In the meantime, let’s isolate the specific changes per project between our 2014 snapshot and the 2010 equivalent. How has their relative share changed?

As might be predicted, comparing 2010 to 2014, Git is the clear winner. The project with the idiosyncratic syntax made substantial gains (25.92%) partially at the expense of Subversion (-12.02%) but more CVS (-16.64%). Just as clearly, Git is the flag bearer for DVCS more broadly, as other decentralized version control systems in Bazaar and Mercurial showed only modest improvement over that span – 1.33% and 1.41% respectively. The takeaways, then, from this span are first that DVCS is a legitimate first class citizen and second that Git is the most popular option in that category.

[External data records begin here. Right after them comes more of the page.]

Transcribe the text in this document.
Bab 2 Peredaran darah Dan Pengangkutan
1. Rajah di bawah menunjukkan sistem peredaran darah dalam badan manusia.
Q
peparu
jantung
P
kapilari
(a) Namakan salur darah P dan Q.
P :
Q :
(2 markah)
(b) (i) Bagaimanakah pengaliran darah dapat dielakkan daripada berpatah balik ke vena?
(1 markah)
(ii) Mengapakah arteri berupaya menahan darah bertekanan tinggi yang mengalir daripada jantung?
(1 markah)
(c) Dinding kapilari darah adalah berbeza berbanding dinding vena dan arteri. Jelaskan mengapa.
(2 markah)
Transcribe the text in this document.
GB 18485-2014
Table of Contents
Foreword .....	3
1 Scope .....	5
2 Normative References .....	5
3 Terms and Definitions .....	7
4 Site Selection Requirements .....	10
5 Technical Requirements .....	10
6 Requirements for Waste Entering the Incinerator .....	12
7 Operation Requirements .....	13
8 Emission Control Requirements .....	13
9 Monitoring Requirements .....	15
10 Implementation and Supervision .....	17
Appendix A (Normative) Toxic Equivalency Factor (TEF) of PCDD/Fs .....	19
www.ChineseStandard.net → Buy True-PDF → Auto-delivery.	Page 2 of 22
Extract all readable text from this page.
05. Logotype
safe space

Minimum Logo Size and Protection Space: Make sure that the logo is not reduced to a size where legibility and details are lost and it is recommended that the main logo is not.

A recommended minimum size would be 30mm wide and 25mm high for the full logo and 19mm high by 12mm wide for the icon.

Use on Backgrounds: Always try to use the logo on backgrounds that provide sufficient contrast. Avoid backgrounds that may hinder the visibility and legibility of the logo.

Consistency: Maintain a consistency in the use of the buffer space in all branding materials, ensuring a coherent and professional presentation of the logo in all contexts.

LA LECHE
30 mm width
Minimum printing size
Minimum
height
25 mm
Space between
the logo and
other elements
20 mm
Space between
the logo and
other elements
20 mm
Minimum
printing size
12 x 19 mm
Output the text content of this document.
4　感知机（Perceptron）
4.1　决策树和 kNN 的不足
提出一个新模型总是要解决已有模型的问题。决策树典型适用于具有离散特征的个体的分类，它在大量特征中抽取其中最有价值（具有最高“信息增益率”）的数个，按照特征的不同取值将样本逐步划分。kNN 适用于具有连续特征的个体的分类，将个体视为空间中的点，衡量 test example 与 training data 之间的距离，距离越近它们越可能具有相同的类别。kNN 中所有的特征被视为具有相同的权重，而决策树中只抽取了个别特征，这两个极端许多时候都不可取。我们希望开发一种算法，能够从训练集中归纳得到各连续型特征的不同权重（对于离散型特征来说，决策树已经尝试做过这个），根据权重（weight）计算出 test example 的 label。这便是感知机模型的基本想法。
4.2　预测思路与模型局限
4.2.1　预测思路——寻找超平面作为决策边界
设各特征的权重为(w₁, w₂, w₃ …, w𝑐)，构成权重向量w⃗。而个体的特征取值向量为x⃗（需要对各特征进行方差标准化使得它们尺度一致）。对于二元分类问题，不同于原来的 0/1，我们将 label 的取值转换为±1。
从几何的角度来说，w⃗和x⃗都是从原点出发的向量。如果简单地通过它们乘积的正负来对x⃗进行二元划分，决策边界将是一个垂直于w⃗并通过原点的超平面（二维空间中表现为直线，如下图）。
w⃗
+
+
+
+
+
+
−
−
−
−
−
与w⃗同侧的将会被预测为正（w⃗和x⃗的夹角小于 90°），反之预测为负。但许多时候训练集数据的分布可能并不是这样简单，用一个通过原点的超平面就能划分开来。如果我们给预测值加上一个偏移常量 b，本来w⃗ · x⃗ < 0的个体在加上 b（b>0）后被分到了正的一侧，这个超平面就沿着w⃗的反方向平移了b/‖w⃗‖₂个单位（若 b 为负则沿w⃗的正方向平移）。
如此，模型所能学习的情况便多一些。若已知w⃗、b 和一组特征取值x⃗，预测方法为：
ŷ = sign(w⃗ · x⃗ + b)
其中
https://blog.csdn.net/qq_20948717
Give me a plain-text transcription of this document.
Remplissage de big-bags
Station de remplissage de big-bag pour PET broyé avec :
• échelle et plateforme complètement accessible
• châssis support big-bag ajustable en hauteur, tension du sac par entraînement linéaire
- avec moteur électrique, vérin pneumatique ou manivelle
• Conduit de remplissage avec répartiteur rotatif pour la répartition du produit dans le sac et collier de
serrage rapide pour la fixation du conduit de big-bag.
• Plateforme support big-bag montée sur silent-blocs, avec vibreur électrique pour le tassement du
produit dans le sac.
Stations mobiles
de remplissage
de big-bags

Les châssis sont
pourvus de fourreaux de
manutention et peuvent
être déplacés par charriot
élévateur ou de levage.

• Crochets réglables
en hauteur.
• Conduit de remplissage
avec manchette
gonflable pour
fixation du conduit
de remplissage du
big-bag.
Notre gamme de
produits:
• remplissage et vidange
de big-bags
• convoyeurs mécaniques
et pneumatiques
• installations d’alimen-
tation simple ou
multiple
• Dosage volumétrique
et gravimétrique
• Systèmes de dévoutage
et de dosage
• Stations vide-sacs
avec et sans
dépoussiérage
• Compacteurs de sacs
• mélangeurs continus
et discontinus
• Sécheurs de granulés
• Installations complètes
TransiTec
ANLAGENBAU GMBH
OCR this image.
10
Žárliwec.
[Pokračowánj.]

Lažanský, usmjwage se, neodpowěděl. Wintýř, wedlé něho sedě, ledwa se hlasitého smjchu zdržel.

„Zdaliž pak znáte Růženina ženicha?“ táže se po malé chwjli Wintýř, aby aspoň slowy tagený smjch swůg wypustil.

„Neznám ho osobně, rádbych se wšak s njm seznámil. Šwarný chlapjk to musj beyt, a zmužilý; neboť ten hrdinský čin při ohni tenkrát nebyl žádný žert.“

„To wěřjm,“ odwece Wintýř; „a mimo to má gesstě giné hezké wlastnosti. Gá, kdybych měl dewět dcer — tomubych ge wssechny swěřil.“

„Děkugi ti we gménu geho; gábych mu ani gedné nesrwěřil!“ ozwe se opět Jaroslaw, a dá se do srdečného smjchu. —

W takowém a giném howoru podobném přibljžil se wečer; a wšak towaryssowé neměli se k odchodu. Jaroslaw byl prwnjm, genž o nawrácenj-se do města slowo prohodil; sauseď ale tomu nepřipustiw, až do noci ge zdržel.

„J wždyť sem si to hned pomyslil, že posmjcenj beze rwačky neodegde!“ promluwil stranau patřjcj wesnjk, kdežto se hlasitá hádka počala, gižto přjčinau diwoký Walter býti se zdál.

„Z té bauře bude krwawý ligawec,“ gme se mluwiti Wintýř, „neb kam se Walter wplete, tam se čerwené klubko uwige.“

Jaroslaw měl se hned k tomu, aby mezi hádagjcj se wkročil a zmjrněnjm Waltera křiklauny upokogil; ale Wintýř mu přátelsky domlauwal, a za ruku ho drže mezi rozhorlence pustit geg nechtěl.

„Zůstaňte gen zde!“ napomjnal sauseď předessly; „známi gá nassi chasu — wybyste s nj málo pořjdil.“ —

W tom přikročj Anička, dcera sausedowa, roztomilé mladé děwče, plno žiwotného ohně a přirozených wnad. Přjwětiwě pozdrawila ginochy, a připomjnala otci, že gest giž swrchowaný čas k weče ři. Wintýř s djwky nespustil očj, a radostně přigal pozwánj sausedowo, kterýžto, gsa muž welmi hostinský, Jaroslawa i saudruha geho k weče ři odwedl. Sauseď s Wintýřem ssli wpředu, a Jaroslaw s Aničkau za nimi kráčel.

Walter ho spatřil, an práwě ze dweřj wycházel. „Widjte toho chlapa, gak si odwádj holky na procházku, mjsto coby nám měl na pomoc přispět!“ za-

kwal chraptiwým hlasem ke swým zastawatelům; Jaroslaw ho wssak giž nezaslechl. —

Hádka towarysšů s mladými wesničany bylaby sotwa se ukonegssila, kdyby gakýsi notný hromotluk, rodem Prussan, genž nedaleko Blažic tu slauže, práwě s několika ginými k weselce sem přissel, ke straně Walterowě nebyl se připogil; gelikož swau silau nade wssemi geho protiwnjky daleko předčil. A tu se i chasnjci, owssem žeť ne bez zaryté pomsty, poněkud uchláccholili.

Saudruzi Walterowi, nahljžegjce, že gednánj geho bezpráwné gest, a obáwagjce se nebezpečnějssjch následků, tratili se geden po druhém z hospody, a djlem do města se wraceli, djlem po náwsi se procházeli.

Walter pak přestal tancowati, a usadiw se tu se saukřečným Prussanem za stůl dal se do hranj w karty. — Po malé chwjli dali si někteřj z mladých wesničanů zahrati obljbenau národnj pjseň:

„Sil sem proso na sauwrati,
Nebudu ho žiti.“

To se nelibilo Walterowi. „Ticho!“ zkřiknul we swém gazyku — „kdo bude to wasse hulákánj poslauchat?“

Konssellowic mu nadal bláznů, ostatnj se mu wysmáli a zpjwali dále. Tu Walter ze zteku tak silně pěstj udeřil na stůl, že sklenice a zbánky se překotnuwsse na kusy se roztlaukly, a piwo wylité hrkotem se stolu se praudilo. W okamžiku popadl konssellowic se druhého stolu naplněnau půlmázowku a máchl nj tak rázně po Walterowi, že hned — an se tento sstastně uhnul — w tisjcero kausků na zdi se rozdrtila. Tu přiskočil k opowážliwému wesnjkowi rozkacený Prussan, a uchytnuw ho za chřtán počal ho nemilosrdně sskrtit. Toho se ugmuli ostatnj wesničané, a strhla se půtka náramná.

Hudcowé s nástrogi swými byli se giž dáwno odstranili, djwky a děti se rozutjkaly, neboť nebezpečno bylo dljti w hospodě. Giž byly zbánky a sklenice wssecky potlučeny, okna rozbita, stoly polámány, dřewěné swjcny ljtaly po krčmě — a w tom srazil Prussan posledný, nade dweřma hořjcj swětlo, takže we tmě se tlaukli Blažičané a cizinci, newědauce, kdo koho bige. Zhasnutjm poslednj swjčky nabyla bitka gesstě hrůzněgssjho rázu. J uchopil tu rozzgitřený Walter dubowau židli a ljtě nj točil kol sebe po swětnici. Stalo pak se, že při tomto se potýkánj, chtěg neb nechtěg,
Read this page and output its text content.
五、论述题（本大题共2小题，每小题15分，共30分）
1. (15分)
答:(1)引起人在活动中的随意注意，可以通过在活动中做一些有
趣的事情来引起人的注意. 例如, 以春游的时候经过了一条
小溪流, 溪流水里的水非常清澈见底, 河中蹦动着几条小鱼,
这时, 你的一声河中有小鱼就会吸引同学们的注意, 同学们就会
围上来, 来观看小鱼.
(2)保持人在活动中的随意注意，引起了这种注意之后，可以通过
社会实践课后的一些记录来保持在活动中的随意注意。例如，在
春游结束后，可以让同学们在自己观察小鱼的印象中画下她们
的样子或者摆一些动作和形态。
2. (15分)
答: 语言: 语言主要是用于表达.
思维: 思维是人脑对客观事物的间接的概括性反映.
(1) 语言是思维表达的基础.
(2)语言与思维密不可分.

What about the past year, however? Has Git continued on its growth trajectory?

The short answer is no. With this chart, it’s very important to note the scale of the Y axis: the changes reflected here are comparatively minimal, which is to be expected over the brief span of one year. That being said, it’s interesting to observe that Subversion shows a minor bounce (1.28%), while Git (-1.17%) took a correspondingly minor step back. Bazaar and CVS were down negligible amounts over the same span, while Mercurial was ever so slightly up.

Neither quantitative nor qualitative evidence supports the idea that Git adoption is stalled, nor that Subversion is poised for a major comeback. Wider market product trends, if anything, contradict the above, and suggest that the most likely explanation for the delta in Open Hub’s numbers is the addition of major new centrally managed codebases to Open Hub’s index.

It does serve as a reminder, however, that as much as the industry takes it for granted that Git is the de facto standard for version control systems, a sizable volume of projects have yet to migrate to a decentralized system of any kind. The implications for this are many. For service providers who are Git-centric, it may be worth considering creating bridges for users on other systems or even offering assistance in VCS migrations. For DVCS providers, the above may be superficially discouraging, but in reality indicates that the market opportunity is even wider than commonly assumed. And for users, it means that those still on centralized systems should consider migrating to decentralized alternatives, but by no means are condemned to the laggard category.

While it is thus assumed here, however, that the step back for Git is an artifact, it will be interesting to watch the growth of the platform over the next year. One year’s lack of growth is easily dismissed as an anomaly; a second year would be more indicative of a pattern. It will be interesting to see what the 2015 snapshot tells us.

Disclosure: Black Duck, the parent company of Open Hub, has been a RedMonk customer but is not currently.